„Stell Dir vor, es ist Krieg und keiner geht hin!“

Bei Maybrit Illner zitierte Verteidigungsministerin Ursula von der Leyen am 11. Februar 2016 einen Satz, der Bertolt Brecht zugeschrieben wird. „Stell Dir vor, es ist Krieg und keiner geht hin.“ Sie behauptete dabei, der Satz ginge weiter und zwar so: „Und dann kommt der Krieg zu euch.“

Das stimmt so nicht!

Der Satz „Stell Dir vor, es ist Krieg und keiner geht hin“ stammt ursprünglich von Carl August Sandburg.
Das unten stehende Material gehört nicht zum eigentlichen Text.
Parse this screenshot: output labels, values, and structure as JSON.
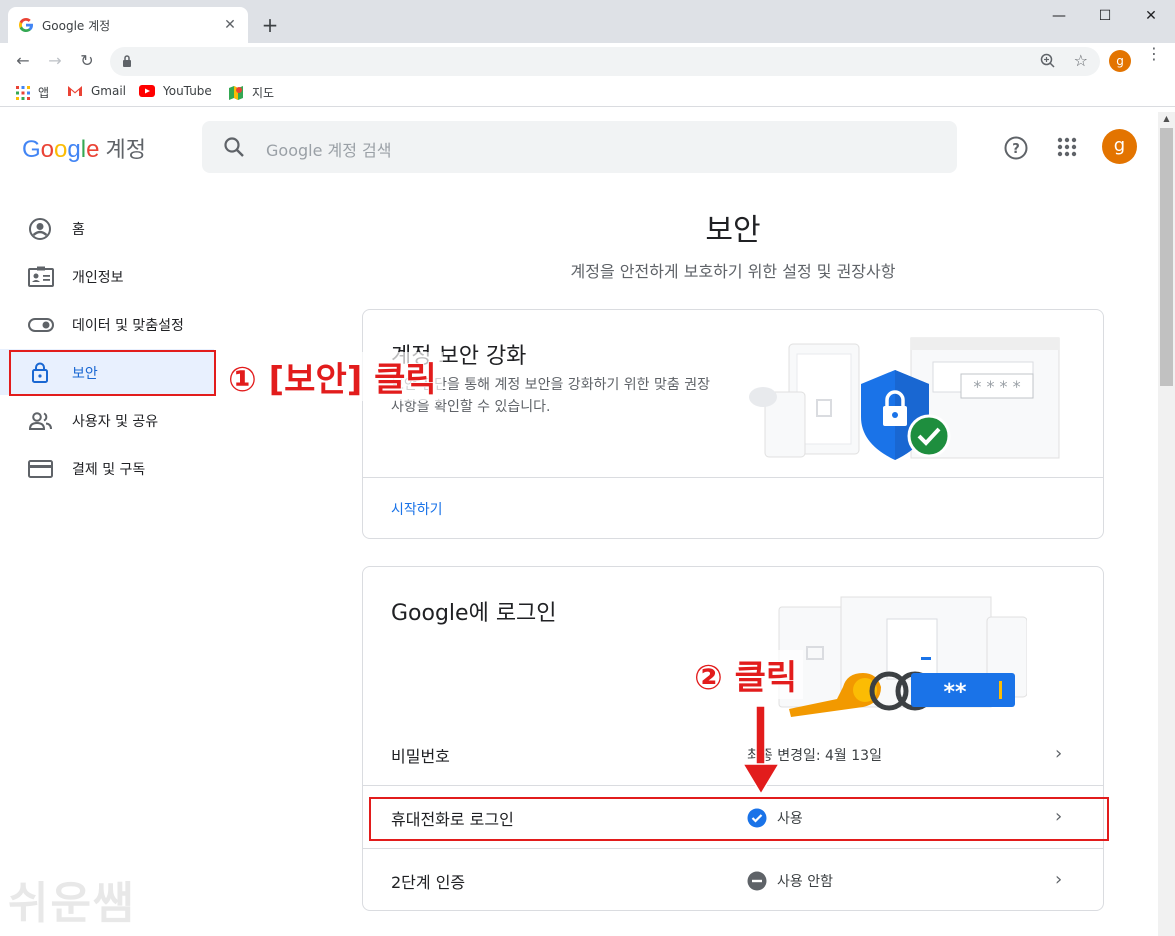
{
  "browser": {
    "tab_title": "Google 계정",
    "tab_close": "✕",
    "new_tab": "+",
    "window_controls": [
      "—",
      "☐",
      "✕"
    ],
    "back": "←",
    "forward": "→",
    "reload": "↻",
    "star": "☆",
    "profile_initial": "g",
    "menu": "⋮",
    "bookmarks": [
      {
        "label": "앱",
        "icon": "apps-grid-icon"
      },
      {
        "label": "Gmail",
        "icon": "gmail-icon"
      },
      {
        "label": "YouTube",
        "icon": "youtube-icon"
      },
      {
        "label": "지도",
        "icon": "maps-icon"
      }
    ]
  },
  "header": {
    "logo_word": "Google",
    "logo_suffix": "계정",
    "search_placeholder": "Google 계정 검색",
    "avatar_initial": "g"
  },
  "sidebar": {
    "items": [
      {
        "label": "홈",
        "icon": "account-circle-icon"
      },
      {
        "label": "개인정보",
        "icon": "id-card-icon"
      },
      {
        "label": "데이터 및 맞춤설정",
        "icon": "toggle-icon"
      },
      {
        "label": "보안",
        "icon": "lock-icon",
        "active": true
      },
      {
        "label": "사용자 및 공유",
        "icon": "people-icon"
      },
      {
        "label": "결제 및 구독",
        "icon": "credit-card-icon"
      }
    ]
  },
  "main": {
    "title": "보안",
    "subtitle": "계정을 안전하게 보호하기 위한 설정 및 권장사항",
    "card1": {
      "title": "계정 보안 강화",
      "description": "보안 진단을 통해 계정 보안을 강화하기 위한 맞춤 권장사항을 확인할 수 있습니다.",
      "link": "시작하기"
    },
    "card2": {
      "title": "Google에 로그인",
      "rows": [
        {
          "label": "비밀번호",
          "value": "최종 변경일: 4월 13일",
          "status": "none"
        },
        {
          "label": "휴대전화로 로그인",
          "value": "사용",
          "status": "on"
        },
        {
          "label": "2단계 인증",
          "value": "사용 안함",
          "status": "off"
        }
      ],
      "chevron": "›"
    }
  },
  "annotations": {
    "step1": "① [보안] 클릭",
    "step2": "② 클릭",
    "watermark": "쉬운쌤"
  },
  "colors": {
    "accent": "#1a73e8",
    "annotation_red": "#e21c1c",
    "avatar": "#e37400"
  }
}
Er war ein US-amerikanischer Dichter, Journalist und Historiker und lebte von 1878 bis 1967. Bekannt ist er besonders durch seine Biographie von Abraham Lincoln, für die er den Pulitzer-Preis gewann. Sein bekanntester Satz stammt allerdings aus dem Buch „The people, Yes“. Dort heißt es:

„The first world war came and its cost was laid on the people.
The second world war — the third — what will be the cost.
And will it repay the people for what they pay?…
The little girl saw her first troop parade and asked,
‘What are those?’
‘Soldiers.’
‘What are soldiers?’
‘They are for war. They fight and each tries to kill as many of the other side as he can.’
The girl held still and studied.
‘Do you know … I know something?’
‘Yes, what is it you know?’
‘Sometime they’ll give a war and nobody will come.’“

Laut Harpo Marx soll jedoch schon vor Carl Sandburg jemand diese Geschichte erzählt haben, nämlich der Schriftsteller Thornton Wilder. In seiner Autobiographie „Harpo speaks“ schreibt Marx:

„My favorite Thornton Wilder story was the one about the time a little girl asked him what war was. Wilder replied, „A million men with guns go out and meet another million men with guns, and they all shoot and try to kill each other.“ She thought that over, then said, „But supposed nobody shows up?“

Die amerikanische Frauenzeitschrift „McCall’s“ formulierte dann 1966 im Schatten des Vietnamkrieges die Schlagzeile: „Suppose They Give a War, and No One Came?“. Ein Anti-Kriegs-Poster aus dem Jahr 1969, auf dem weiße Tauben zu sehen waren, die in einer Blumenwiese auf Waffen sitzen, nahm dann diese Schlagzeile auf. Auf dem Poster stand: „What if they gave a war and nobody came …“

So kam der Satz dann nach Deutschland, wo er schnell in folgender Übersetzung benutzt wurde: „Stell Dir vor, es ist Krieg und keiner geht hin“.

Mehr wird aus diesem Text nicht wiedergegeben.